ストロングさんのレベルが上がったからこその悩みという話をこどもとして、もっと上もっと上という志向を修正してやっていますが。

3回の点数は死守したいと思っていますので、問題の選択をあやまって点数が下がらないようにとの忠告を大事にさせていただきます。
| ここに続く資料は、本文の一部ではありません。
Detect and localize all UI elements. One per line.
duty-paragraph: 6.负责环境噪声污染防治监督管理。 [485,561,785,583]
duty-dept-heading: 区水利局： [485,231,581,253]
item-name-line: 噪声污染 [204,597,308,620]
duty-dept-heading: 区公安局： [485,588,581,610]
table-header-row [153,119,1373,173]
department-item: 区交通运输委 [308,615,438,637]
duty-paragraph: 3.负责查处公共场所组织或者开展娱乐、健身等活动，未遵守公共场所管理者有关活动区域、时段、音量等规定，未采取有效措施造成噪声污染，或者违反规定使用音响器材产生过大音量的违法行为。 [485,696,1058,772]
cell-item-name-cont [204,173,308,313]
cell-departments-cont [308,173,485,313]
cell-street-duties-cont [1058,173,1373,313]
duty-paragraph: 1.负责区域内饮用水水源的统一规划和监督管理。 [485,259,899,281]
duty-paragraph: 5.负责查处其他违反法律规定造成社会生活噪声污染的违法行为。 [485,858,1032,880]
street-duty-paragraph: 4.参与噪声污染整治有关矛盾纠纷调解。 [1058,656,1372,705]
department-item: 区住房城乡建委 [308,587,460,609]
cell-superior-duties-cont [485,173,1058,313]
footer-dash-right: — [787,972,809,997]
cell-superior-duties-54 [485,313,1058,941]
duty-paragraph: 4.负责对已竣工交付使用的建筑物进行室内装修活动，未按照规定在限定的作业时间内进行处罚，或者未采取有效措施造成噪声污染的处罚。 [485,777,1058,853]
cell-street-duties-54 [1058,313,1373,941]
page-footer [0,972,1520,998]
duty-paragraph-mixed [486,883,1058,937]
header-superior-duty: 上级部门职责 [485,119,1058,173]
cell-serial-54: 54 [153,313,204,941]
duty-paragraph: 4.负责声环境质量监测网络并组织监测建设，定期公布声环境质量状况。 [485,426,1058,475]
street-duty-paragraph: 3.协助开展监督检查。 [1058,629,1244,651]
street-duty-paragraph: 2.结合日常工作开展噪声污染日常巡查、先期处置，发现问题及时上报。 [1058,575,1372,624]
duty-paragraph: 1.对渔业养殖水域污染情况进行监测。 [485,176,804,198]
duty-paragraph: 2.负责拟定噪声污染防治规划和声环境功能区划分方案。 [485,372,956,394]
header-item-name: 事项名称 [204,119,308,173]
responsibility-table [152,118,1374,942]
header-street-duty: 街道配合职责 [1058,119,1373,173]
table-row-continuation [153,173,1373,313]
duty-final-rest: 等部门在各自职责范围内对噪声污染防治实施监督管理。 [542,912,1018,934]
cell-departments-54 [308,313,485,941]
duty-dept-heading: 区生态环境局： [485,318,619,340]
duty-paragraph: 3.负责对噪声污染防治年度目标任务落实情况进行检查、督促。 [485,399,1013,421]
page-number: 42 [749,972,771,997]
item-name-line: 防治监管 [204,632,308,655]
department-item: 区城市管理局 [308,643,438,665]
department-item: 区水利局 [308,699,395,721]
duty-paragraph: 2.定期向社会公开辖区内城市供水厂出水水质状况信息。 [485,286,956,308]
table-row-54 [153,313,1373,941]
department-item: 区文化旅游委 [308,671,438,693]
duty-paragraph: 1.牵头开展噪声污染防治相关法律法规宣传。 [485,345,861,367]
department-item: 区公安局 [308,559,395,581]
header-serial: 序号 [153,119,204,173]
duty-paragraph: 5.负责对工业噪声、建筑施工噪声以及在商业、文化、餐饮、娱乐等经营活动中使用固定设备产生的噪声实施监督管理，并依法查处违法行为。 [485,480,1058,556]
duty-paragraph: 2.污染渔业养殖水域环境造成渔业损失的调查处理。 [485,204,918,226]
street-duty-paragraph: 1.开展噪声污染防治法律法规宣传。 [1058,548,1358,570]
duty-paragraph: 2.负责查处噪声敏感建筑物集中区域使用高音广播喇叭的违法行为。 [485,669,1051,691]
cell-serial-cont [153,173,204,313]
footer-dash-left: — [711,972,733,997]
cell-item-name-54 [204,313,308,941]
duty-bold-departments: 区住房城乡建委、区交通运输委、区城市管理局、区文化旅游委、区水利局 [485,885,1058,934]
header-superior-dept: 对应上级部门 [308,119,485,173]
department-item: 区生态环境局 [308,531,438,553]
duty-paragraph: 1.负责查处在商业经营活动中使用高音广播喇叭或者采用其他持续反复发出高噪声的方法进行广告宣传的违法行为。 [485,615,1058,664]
A問題の正解率が良くなったから、ここまでとれるようになったのですから。

引き続き、鉄則7、8、9、10を徹底します。また報告させていただきます。

勉強してすぐに成果が出ないのは、勉強する「問題選択」に問題がある場合がほとんどです。

今までと「同じ勉強量」でも、「やる内容」を変えれば変化が出る。上がっても、再び「問題選択」が課題になります。

特に急激に上がった場合、上げるために切り捨ててきた問題に取り組むようになりますが、そこで欲張って点数や偏差値が逆戻りというパターンもよく見受けられます。

一通り塾の宿題をすればOKの家庭ならいいですが、そばについて子どもの勉強を見、成果を出させてやりたいと思うなら、「問題選択」「やる問題の吟味」は真剣に、真剣に取り組んでください。